In designing a cocking handle, both durability and ergonomics must be taken into account. When heavily used, repeated motion of the handle can lead to metal fatigue, and to avoid part breakage, designs attempt to increase the mean time between failures. Cocking handles must also be easily and comfortably gripped by the hand of a weapon's operator, including when the operator is wearing gloves or other protective equipment which may limit their dexterity.
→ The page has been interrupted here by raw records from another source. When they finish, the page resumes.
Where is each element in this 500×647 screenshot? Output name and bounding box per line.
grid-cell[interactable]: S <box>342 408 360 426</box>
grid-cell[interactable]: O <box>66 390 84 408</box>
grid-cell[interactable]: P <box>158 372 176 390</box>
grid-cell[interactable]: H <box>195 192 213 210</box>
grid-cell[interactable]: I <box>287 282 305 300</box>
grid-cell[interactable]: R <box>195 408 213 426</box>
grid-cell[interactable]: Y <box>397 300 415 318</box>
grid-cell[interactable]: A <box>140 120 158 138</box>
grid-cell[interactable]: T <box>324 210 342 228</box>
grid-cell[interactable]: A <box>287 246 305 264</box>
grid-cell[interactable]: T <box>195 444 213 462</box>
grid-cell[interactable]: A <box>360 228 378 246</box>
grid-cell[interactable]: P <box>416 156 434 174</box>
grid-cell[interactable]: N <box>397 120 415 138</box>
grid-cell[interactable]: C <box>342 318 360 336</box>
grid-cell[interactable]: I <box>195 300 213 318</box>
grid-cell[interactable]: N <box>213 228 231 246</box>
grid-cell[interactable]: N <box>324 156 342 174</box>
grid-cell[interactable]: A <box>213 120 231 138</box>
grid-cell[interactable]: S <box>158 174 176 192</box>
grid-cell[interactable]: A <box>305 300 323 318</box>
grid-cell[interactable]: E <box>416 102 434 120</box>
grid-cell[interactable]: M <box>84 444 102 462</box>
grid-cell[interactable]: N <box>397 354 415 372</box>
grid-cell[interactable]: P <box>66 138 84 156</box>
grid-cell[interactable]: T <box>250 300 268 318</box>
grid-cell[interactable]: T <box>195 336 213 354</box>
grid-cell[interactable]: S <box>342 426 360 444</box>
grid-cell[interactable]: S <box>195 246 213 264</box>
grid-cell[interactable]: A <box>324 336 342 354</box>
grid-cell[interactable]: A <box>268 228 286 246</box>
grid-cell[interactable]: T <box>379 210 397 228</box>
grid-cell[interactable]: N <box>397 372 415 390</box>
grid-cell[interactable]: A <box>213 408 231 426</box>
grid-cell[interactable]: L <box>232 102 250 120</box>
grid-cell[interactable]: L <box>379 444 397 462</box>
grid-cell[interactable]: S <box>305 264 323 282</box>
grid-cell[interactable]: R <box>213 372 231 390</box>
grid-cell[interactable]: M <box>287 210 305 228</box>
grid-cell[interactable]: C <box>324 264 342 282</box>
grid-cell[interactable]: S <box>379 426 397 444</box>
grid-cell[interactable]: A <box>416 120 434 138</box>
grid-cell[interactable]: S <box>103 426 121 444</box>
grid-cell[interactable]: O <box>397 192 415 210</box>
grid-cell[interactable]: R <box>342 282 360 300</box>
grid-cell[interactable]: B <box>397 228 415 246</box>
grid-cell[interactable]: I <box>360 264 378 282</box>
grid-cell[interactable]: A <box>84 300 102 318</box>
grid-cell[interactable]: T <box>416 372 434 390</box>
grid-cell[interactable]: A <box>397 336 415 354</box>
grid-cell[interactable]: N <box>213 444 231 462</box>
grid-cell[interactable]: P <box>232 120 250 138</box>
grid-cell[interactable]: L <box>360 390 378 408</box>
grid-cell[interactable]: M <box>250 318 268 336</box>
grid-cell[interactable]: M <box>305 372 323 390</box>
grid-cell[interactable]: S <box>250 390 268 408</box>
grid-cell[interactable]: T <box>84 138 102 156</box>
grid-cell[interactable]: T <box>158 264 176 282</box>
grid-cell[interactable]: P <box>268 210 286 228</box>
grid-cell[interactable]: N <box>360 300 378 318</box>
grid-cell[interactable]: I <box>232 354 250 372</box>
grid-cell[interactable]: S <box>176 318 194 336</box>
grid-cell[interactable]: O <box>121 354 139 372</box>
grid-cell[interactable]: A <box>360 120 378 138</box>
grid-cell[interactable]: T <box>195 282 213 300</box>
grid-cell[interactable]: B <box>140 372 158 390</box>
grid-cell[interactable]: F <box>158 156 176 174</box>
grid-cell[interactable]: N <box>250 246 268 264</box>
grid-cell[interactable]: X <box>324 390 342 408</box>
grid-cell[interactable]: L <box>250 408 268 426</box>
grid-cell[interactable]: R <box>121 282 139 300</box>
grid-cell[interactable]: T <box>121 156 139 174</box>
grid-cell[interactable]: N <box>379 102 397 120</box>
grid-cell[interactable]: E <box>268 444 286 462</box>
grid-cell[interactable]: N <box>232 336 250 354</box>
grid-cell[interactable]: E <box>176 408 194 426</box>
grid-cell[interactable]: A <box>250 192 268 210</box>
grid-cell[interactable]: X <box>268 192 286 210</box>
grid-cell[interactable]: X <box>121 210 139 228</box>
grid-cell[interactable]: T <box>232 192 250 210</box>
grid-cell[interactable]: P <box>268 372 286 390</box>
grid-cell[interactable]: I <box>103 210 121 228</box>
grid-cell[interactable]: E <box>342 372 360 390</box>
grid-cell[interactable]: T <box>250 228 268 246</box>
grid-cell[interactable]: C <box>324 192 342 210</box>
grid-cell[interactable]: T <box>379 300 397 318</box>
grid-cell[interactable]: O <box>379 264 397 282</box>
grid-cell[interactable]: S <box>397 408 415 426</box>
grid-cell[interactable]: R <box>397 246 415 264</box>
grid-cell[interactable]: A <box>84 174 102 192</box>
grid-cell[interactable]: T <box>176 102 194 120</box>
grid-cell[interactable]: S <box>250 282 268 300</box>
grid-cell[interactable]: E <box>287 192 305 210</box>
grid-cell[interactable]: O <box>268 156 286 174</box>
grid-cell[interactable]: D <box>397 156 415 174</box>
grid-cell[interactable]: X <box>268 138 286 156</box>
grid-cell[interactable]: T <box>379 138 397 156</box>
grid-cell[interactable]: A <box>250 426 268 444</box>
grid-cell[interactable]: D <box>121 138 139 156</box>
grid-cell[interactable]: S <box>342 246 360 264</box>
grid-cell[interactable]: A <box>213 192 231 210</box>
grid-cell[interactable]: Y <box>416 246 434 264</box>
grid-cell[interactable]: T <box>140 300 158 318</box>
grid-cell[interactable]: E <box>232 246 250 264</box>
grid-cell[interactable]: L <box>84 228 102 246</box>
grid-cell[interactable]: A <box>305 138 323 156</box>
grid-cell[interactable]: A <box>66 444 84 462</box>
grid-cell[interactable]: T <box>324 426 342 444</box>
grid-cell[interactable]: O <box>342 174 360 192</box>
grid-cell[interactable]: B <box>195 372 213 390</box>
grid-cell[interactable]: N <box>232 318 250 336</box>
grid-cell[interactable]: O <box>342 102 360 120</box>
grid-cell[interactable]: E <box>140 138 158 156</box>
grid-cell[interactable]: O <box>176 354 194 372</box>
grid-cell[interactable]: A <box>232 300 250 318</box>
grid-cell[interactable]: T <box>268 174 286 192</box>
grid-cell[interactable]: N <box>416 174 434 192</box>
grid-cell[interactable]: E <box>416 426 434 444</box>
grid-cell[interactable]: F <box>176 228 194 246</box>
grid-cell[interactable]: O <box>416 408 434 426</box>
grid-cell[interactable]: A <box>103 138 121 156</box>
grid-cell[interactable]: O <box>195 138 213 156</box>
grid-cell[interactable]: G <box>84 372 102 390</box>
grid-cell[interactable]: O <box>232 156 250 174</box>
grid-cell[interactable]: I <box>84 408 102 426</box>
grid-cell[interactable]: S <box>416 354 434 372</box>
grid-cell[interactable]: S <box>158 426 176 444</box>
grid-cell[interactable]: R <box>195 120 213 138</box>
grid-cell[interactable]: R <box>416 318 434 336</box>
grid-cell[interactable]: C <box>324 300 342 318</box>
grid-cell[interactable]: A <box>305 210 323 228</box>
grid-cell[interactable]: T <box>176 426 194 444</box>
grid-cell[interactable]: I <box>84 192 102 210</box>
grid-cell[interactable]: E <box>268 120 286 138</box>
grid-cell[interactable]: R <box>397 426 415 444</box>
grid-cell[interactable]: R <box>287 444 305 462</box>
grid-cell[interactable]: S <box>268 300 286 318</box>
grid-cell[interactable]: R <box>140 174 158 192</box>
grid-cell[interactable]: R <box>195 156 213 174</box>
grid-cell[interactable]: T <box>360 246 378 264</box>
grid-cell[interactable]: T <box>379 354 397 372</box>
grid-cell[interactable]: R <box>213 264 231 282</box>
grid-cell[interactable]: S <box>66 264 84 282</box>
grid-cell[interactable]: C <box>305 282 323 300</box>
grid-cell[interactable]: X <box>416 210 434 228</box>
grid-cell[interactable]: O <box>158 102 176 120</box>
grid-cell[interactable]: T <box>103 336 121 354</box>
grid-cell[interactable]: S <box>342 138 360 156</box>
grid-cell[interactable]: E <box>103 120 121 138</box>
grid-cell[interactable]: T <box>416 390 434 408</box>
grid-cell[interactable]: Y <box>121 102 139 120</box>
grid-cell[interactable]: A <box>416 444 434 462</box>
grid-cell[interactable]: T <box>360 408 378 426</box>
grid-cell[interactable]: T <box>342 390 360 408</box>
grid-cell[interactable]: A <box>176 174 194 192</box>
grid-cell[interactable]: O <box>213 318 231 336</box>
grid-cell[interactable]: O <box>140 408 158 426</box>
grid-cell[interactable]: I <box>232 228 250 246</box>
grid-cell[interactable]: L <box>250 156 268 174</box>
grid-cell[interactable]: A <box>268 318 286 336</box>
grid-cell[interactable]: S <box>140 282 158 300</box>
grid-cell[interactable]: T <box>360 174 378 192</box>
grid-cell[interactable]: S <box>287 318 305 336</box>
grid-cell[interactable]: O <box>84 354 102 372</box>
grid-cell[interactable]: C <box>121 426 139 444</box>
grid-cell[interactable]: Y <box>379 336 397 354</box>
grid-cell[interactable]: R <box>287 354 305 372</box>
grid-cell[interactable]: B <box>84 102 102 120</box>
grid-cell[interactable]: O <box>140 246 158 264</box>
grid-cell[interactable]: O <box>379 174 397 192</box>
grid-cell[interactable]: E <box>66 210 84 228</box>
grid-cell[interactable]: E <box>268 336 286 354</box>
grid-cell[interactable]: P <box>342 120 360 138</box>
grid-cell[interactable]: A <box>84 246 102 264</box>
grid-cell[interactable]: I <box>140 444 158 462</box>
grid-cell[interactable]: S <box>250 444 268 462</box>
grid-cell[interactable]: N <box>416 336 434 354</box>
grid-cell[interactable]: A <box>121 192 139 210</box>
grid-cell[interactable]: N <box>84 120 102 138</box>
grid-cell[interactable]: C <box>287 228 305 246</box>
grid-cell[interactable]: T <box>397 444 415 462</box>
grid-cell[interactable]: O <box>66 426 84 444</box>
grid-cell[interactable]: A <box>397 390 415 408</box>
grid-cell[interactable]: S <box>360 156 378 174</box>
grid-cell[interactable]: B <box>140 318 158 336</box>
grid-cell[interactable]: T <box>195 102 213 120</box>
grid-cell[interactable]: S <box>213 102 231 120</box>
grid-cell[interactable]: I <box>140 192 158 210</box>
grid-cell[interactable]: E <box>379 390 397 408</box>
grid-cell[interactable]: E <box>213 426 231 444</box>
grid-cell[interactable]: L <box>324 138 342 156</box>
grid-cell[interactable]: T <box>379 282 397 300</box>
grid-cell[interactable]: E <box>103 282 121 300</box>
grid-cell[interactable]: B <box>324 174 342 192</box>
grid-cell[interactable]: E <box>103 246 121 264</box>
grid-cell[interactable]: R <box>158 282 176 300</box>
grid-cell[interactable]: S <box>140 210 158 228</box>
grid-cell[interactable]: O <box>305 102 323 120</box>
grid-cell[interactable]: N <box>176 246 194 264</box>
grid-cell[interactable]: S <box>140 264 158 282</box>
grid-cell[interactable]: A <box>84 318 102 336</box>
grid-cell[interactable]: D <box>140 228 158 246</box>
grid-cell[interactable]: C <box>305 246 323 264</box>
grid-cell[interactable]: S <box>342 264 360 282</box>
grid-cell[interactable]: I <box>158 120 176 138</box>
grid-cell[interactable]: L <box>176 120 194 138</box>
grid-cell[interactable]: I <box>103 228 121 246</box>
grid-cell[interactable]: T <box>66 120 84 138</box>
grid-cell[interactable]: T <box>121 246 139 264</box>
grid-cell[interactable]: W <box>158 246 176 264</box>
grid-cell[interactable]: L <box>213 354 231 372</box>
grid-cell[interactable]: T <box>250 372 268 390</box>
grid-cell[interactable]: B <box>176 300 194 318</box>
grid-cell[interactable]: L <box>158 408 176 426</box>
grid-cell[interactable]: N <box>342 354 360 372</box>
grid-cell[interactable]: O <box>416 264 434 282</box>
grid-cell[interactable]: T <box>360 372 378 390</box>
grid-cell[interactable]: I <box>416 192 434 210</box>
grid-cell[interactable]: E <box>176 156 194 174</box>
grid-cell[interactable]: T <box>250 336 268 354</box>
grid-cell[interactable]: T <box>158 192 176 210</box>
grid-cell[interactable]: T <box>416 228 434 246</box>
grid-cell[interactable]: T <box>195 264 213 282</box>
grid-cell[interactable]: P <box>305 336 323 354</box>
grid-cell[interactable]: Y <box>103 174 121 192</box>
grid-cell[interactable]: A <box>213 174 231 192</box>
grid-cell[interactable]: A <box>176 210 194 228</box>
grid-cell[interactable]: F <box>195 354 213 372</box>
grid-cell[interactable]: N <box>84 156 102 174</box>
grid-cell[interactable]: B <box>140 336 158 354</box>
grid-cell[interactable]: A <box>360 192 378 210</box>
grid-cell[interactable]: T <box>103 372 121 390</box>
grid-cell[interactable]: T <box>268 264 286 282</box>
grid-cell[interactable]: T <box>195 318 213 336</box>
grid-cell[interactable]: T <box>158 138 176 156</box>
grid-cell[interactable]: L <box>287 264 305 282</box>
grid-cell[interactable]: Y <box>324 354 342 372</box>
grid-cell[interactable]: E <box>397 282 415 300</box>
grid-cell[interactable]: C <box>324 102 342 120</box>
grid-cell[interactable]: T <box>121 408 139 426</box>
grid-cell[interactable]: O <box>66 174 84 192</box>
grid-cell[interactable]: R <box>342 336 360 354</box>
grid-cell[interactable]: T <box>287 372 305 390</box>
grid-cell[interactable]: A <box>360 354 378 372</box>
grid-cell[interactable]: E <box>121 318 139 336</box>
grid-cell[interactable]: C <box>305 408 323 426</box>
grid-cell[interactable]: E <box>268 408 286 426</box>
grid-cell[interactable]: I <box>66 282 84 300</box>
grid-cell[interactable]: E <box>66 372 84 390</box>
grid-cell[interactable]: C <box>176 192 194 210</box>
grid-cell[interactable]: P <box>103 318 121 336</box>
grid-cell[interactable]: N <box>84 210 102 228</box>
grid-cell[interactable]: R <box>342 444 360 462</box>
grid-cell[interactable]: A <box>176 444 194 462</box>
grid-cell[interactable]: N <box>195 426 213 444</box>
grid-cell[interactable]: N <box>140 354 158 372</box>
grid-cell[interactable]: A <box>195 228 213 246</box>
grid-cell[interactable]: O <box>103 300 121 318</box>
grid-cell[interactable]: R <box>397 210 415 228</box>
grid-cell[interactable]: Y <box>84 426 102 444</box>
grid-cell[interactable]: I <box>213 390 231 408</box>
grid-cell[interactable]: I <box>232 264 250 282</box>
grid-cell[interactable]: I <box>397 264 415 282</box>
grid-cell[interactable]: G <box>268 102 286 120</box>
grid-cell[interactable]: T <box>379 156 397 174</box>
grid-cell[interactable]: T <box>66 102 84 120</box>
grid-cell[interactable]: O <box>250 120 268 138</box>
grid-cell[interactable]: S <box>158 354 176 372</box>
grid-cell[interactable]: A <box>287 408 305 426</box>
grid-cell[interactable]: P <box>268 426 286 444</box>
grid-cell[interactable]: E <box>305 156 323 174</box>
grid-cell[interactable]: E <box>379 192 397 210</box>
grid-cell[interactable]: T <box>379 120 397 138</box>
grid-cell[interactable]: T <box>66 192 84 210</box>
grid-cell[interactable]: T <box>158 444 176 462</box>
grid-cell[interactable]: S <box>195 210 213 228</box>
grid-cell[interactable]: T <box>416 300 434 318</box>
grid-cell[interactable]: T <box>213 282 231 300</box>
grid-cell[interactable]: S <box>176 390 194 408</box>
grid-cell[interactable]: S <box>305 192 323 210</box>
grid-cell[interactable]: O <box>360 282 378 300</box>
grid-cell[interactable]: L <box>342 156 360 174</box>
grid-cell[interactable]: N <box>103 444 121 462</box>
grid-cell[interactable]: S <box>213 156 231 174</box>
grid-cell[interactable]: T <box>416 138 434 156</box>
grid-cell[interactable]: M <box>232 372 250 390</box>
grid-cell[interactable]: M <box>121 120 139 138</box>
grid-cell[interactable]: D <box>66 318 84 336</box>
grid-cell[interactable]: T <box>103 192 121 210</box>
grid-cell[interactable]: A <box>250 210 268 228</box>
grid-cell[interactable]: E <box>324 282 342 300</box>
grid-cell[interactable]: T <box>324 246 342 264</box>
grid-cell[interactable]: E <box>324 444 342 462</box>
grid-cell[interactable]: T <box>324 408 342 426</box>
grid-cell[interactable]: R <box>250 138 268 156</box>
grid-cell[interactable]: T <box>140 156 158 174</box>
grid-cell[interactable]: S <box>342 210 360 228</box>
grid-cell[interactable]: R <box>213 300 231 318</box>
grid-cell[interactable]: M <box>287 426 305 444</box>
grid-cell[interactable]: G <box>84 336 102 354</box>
An example of this ergonomic design can be seen in the thumb grooves found on the cocking handles of the British SA80 family of rifles; these provide extra grip when charging the weapon, preventing the bolt from slipping out of the operator's grip before it is fully pulled back.

Cocking handles may or may not reciprocate along with the action of the firearm. The advantage of a reciprocating handle is that it gives the user complete control over the movement of the bolt and bolt carrier. It enables great force to be used to chamber or extract difficult or ruptured cartridges. However, it adds an extra, fast-moving part on the outside of the gun and may limit the way the gun is handled. Some sources reserve the terms "bolt handle" and "charging handle" for reciprocating and non-reciprocating handles respectively.

==Hammer/striker cocker==
A similar device on handguns with single-action triggers such as the H&K P7 and the Shevchenko PSh is used as an alternative to double-action triggers to cock the hammer/striker.